Mamadou Kassé demande un dialogue politique sur les élections territoriales et pose la révision des listes et la validité des pièces d’identité.
Au Sénégal, l’absence de date officielle pour les prochaines élections territoriales alimente les interrogations des formations politiques. Le débat porte désormais sur les conditions pratiques de préparation du scrutin.
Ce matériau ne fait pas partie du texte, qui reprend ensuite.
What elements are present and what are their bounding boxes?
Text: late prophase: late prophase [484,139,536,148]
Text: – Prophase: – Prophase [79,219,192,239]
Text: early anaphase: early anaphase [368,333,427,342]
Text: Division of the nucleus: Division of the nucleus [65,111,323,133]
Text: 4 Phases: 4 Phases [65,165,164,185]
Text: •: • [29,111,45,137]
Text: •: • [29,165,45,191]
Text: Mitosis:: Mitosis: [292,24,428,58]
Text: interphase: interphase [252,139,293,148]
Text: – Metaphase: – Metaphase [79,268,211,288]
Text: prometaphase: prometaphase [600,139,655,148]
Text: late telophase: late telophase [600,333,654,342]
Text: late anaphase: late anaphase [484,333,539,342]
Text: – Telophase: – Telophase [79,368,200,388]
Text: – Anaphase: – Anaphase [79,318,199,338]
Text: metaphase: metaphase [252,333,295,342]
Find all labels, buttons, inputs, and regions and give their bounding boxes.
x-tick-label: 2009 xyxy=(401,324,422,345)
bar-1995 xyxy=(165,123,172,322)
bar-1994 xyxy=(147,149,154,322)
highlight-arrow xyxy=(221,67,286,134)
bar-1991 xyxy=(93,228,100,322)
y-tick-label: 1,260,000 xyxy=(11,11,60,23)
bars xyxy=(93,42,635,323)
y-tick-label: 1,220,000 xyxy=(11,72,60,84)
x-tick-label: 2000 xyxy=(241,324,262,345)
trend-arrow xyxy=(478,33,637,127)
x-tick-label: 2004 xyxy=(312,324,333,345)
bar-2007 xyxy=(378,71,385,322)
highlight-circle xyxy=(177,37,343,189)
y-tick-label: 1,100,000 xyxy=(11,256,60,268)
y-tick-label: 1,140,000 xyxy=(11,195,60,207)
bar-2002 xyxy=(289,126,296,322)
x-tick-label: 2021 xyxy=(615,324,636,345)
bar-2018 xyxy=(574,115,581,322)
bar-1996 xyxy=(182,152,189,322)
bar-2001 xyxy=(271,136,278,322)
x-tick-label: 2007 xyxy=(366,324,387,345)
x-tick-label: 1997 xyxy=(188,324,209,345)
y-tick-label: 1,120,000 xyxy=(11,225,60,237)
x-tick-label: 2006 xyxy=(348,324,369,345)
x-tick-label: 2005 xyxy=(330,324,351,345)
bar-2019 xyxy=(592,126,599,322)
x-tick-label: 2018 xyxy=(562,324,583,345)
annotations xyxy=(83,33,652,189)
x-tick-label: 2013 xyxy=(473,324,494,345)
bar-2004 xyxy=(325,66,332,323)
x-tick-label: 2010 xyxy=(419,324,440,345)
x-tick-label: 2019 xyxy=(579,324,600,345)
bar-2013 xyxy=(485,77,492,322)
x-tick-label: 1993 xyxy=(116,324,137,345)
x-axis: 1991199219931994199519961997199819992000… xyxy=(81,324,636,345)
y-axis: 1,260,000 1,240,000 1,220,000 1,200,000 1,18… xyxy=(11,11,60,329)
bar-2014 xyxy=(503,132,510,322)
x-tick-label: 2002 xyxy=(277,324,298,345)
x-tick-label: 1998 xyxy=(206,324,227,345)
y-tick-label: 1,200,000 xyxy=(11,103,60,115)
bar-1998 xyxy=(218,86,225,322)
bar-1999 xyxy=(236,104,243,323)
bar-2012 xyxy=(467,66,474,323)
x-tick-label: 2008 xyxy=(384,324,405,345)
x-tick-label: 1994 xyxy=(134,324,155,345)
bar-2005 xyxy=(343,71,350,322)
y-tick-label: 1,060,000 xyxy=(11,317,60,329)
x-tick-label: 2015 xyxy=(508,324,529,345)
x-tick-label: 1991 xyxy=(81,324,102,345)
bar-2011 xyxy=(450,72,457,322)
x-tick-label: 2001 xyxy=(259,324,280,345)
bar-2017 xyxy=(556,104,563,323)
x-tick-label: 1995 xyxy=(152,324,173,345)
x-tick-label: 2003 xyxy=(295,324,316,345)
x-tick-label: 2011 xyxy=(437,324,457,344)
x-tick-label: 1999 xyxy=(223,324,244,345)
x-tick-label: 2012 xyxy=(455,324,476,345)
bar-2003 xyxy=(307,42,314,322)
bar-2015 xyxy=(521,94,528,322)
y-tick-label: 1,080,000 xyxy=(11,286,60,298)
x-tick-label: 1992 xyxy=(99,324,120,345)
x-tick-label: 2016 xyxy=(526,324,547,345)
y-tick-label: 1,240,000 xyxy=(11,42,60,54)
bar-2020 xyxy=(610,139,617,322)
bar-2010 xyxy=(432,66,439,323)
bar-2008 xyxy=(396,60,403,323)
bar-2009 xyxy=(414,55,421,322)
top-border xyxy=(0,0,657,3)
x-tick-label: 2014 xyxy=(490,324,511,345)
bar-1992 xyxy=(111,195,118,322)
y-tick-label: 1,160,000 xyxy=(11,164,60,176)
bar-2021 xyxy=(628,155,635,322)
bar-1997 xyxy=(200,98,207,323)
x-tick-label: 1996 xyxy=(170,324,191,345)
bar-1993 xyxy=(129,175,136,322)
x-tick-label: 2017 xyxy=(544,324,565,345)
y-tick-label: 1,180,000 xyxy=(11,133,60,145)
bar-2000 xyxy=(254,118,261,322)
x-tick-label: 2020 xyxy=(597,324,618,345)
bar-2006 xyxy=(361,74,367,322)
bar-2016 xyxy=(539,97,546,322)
Secrétaire national aux affaires économiques et financières de l’Alliance pour la République (APR) et président du Conseil départemental de Tambacounda, Mamadou Kassé demande des éclaircissements aux autorités. Il cite notamment la révision des listes électorales et la question des pièces d’identité. Selon Mamadou Kassé, sa propre carte arrive à expiration en décembre 2026. « Si on va aux élections en janvier 2027, on y va dans quelles conditions ? », s’interroge-t-il.
Le débat sur le dialogue autour des élections territoriales intervient aussi dans un contexte de possible couplage avec de futures législatives, si l’Assemblée nationale était dissoute. Mamadou Kassé relève, dans des propos rapportés par Pressafrik, que les deux scrutins ne répondent pas à la même logique et pose la question de la formation des alliances : « Comment les alliances vont se faire si effectivement on doit coupler deux élections qui ne sont pas de même nature ? »
Les conseillers départementaux et municipaux élus le 23 janvier 2022 doivent voir leur mandat renouvelé au plus tard le 23 janvier 2027, avec un scrutin prévu entre le 24 décembre 2026 et le 23 janvier 2027. Une dissolution de l’Assemblée nationale ne peut juridiquement intervenir qu’à partir de fin novembre 2026, ce qui crée un décalage entre les deux calendriers.
L’APR dit respecter le calendrier électoral comme principe républicain. Mamadou Kassé met toutefois en garde contre toute modification décidée sans les acteurs politiques. « On ne peut pas changer les règles du jeu sans les acteurs du jeu », affirme-t-il, en appelant au retour de la concertation politique au Sénégal.
Malgré l’incertitude sur l’organisation du scrutin, le président du Conseil départemental de Tambacounda assure que les formations politiques ont déjà commencé à se préparer sur le terrain.